So far, “integer” has always been sufficient for me to handle my data in terms of file sizes, character counts, etc.
Of course, Delphi is using “integer” extensively for all such operations internally too, i.e.: TFile’s ReadAllLines method, or TStringList’s LoadFromFile, etc.
But now, in the age of AI, I’m finding that my training datasets are going into multi-TB range and I’m sure we will all get there soon enough.
Basically, all Delphi RTL’s must be updated with some bigger data type. ASAP. Or things would begin to break rapidly.
Windows API’s have actually been using bigger numbers for some time now. And some Delphi RTL’s also use things like NativeUInt, or split it into 2 integers, but not often.
Has anybody heard of anyone at Emb/Idera raising this issue?
Defaults in C#/.NET are all integers, and I have very rarely needed to us longs. The cost of storage and processing to use TBs of data just aren’t worth it in my opinion. Not saying don’t, but data and processing limits will be more limiting than 32-bit integers in the main
That would likely be 16Gb of memory, minimum. a 64-bit pointer for each item - not including the actual list item data! A TStringList would be starting at 32Gb and would most likely be much larger than that!
Not sure if the memory allocator would allow that amount of memory to be allocated - they appear to use a single contiguous block of memory to allocate a complete list of pointers to the items!
Loading with which RTL classes, exactly? Can you provide a reproducible example? Obviously do not include huge files, but it might help to know what size they are.
They’re examples of methods, not examples of how to reproduce the problem. Those methods work fine for me. Please give a reproducible example of how they do not work for you. As described earlier, please also include what file sizes (i.e. not the actual files)
Just try them with a 5GB text file – in a typical fashion, no tricks, it’s just the size that matters.
And what’s 5 (or 50 for that matter) GB these days? Surely that would soon become 5-50TB, the way things are going. I have a 90TB drive now, but it’s filling rather fast…
It looks like the issue is that methods like ReadAllLines (which ultimately calls DoReadAllBytes) are attempting to read everything at once from the system, and at least Windows and macOS are saying “NO”. They could probably be changed so that the data is read in chunks, instead.
The ultimate error at the end was that it saw the buffer size as a negative value, after the overflow of integer. Or just crashed with an overflow error, unless the checks were disabled.

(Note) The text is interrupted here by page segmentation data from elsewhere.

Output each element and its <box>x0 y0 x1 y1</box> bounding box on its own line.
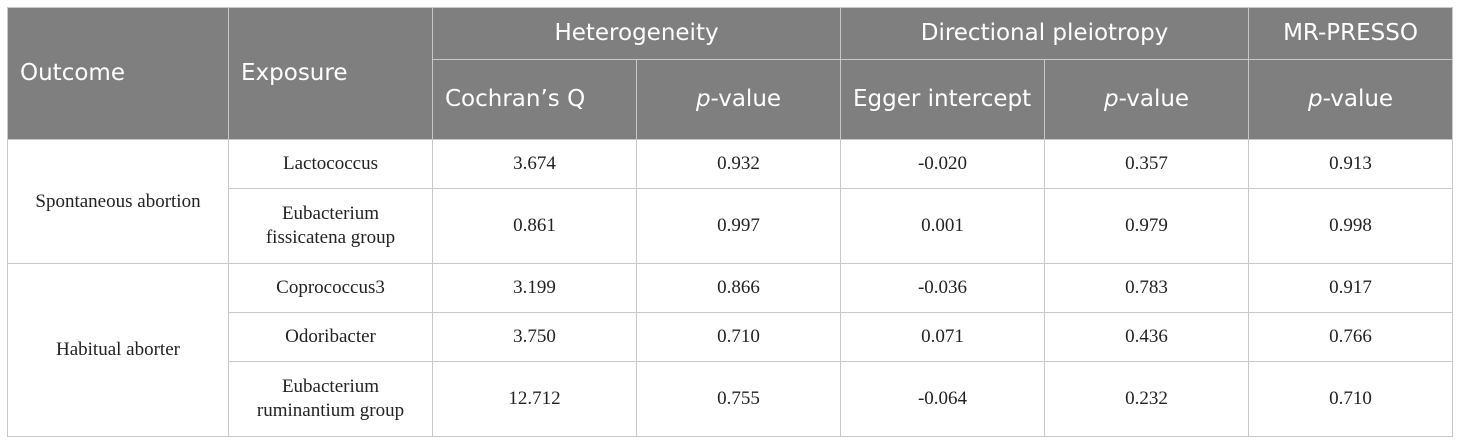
header-mr-presso: MR-PRESSO <box>1248 7 1454 60</box>
mr-presso-p-cell: 0.710 <box>1248 361 1454 437</box>
mr-presso-p-cell: 0.766 <box>1248 312 1454 362</box>
egger-intercept-cell: 0.001 <box>840 188 1046 264</box>
header-heterogeneity: Heterogeneity <box>431 7 842 60</box>
p-letter: p <box>695 86 711 112</box>
header-row-top: Outcome Exposure Heterogeneity Direction… <box>7 7 1454 140</box>
pleiotropy-p-cell: 0.436 <box>1044 312 1250 362</box>
p-suffix: -value <box>1322 86 1394 112</box>
exposure-cell: Coprococcus3 <box>228 263 433 313</box>
header-cochrans-q: Cochran’s Q <box>432 59 637 140</box>
heterogeneity-p-cell: 0.997 <box>635 188 842 264</box>
exposure-cell: Eubacterium fissicatena group <box>228 188 433 264</box>
header-egger-intercept: Egger intercept <box>840 59 1046 140</box>
p-suffix: -value <box>1118 86 1190 112</box>
p-letter: p <box>1307 86 1323 112</box>
table-header: Outcome Exposure Heterogeneity Direction… <box>7 7 1454 140</box>
header-outcome: Outcome <box>7 7 229 140</box>
table-row: Spontaneous abortion Lactococcus 3.674 0… <box>7 139 1454 264</box>
mr-presso-p-cell: 0.913 <box>1248 139 1454 189</box>
heterogeneity-p-cell: 0.755 <box>635 361 842 437</box>
header-mr-presso-p-value: p-value <box>1248 59 1454 140</box>
cochrans-q-cell: 3.199 <box>432 263 637 313</box>
table-row: Eubacterium fissicatena group 0.861 0.99… <box>8 188 1454 264</box>
mr-presso-p-cell: 0.998 <box>1248 188 1454 264</box>
cochrans-q-cell: 3.750 <box>432 312 637 362</box>
table-row: Habitual aborter Coprococcus3 3.199 0.86… <box>7 263 1454 437</box>
mr-presso-p-cell: 0.917 <box>1248 263 1454 313</box>
p-letter: p <box>1103 86 1119 112</box>
header-heterogeneity-p-value: p-value <box>635 59 842 140</box>
cochrans-q-cell: 3.674 <box>432 139 637 189</box>
exposure-cell: Eubacterium ruminantium group <box>228 361 433 437</box>
table-row: Eubacterium ruminantium group 12.712 0.7… <box>8 361 1454 437</box>
outcome-cell: Spontaneous abortion <box>7 139 229 264</box>
pleiotropy-p-cell: 0.357 <box>1044 139 1250 189</box>
results-table: Outcome Exposure Heterogeneity Direction… <box>7 7 1454 437</box>
cochrans-q-cell: 12.712 <box>432 361 637 437</box>
header-exposure: Exposure <box>228 7 433 140</box>
header-directional-pleiotropy: Directional pleiotropy <box>840 7 1250 60</box>
header-pleiotropy-p-value: p-value <box>1044 59 1250 140</box>
p-suffix: -value <box>710 86 782 112</box>
exposure-cell: Lactococcus <box>228 139 433 189</box>
heterogeneity-p-cell: 0.710 <box>635 312 842 362</box>
pleiotropy-p-cell: 0.979 <box>1044 188 1250 264</box>
egger-intercept-cell: 0.071 <box>840 312 1046 362</box>
egger-intercept-cell: -0.036 <box>840 263 1046 313</box>
pleiotropy-p-cell: 0.232 <box>1044 361 1250 437</box>
egger-intercept-cell: -0.020 <box>840 139 1046 189</box>
header-row-sub: Cochran’s Q p-value Egger intercept p-va… <box>8 59 1454 140</box>
cochrans-q-cell: 0.861 <box>432 188 637 264</box>
heterogeneity-p-cell: 0.866 <box>635 263 842 313</box>
heterogeneity-p-cell: 0.932 <box>635 139 842 189</box>
pleiotropy-p-cell: 0.783 <box>1044 263 1250 313</box>
egger-intercept-cell: -0.064 <box>840 361 1046 437</box>
outcome-cell: Habitual aborter <box>7 263 229 437</box>
exposure-cell: Odoribacter <box>228 312 433 362</box>
table-body: Spontaneous abortion Lactococcus 3.674 0… <box>7 139 1454 437</box>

Out of curiosity, I “patched” DoReadAllBytes (called by ReadAllLines) so that it reads the data in chunks (of 1MB, or smaller when it reaches the end) - now the problem is that TEncoding.GetString fails with a range check error, since it only accepts Integer params, so for ReadAllLines, there’s at least 2 fixes needed.
For TStrings.LoadFromFile, it ultimately calls TStrings.LoadFromStream which right from the outset uses an Integer type for the size, but will suffer the same fate as ReadAllLines anyway, since it also uses TEncoding.GetString.

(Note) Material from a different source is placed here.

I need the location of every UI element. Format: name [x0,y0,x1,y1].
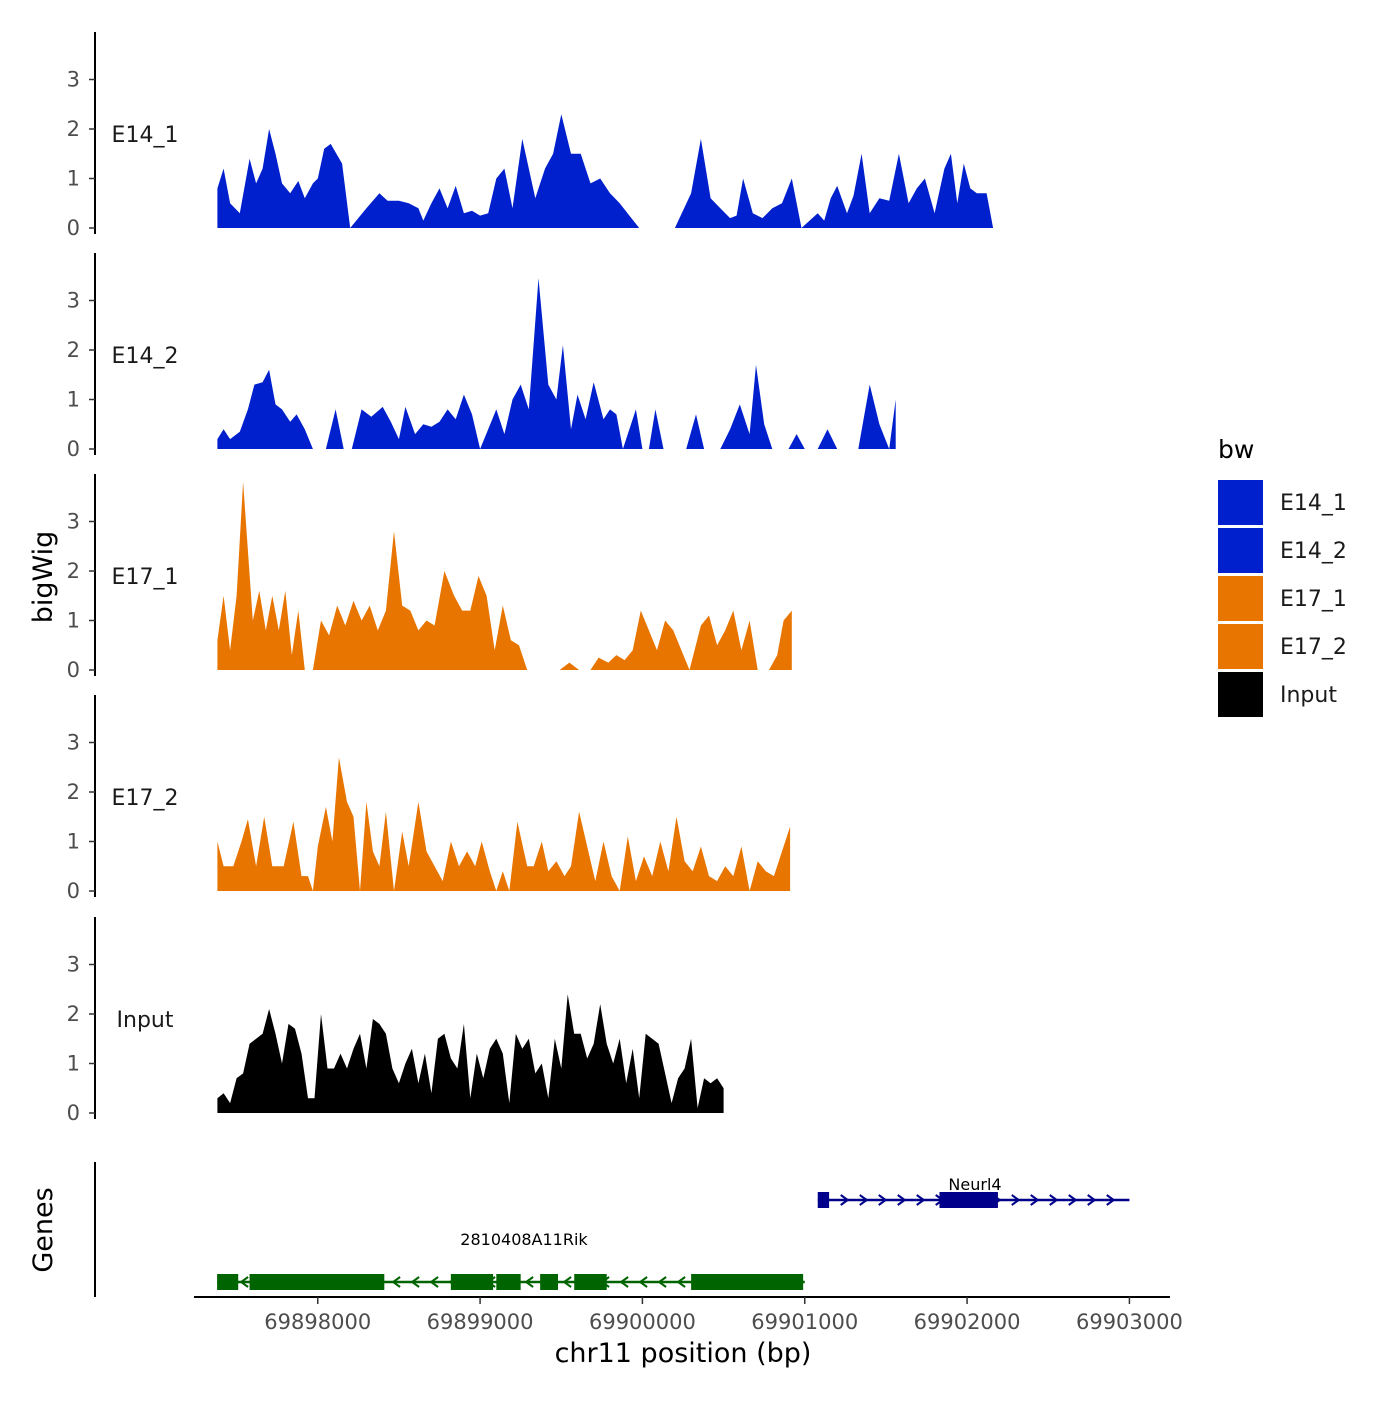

I wouldn’t expect the ‘solution’ to be quite that simple.
I’m curious as to when the code that must have been in the CP/M version of Turbo Pascal to handle these sorts of issues got removed, as everyone in all products seems to have done.
Once upon a time handling the ‘file bigger than memory issue’ was a given, yet these days I always have difficulty finding an editor that can handle the huge ‘log file’ issue.
Kinda weird that the authors didn’t even think they should break the log file ‘every day’, or some other reasonable period.
This is going to sound like a shameless plug* but it’s not.
UltraEdit https://www.ultraedit.com can handle MASSIVE files and it responds to searches in those files pretty much instantaneously. I use it for dealing with obscenely large SQL text dump files of 2gb or more.
Note that is obscenely large not obscene files - you’ll need a whole different editor for those…
*[UltraEdit is also owned by Idera and I sometimes do DevRel stuff for them too]
I expect it doesn’t use the technique of loading an entire file at once into an array of strings. Apparently there seems to be at least one case where it is necessary
I’m sure there are many more: it’s wide-spread, they are using Integers everywhere. Like 40 years ago they may have used Words for it, working with kB’s.
We have an app that parses 5GB+ CSV files from a third party data provider. It uses TBufferedFileStream for the file access, which uses Int64 for seeking/size. We are loading into our own data structure. I have considered changing our CSV parser to use mmap() but that’s an exercise for another day. I shudder to think about using TStringList for super large files!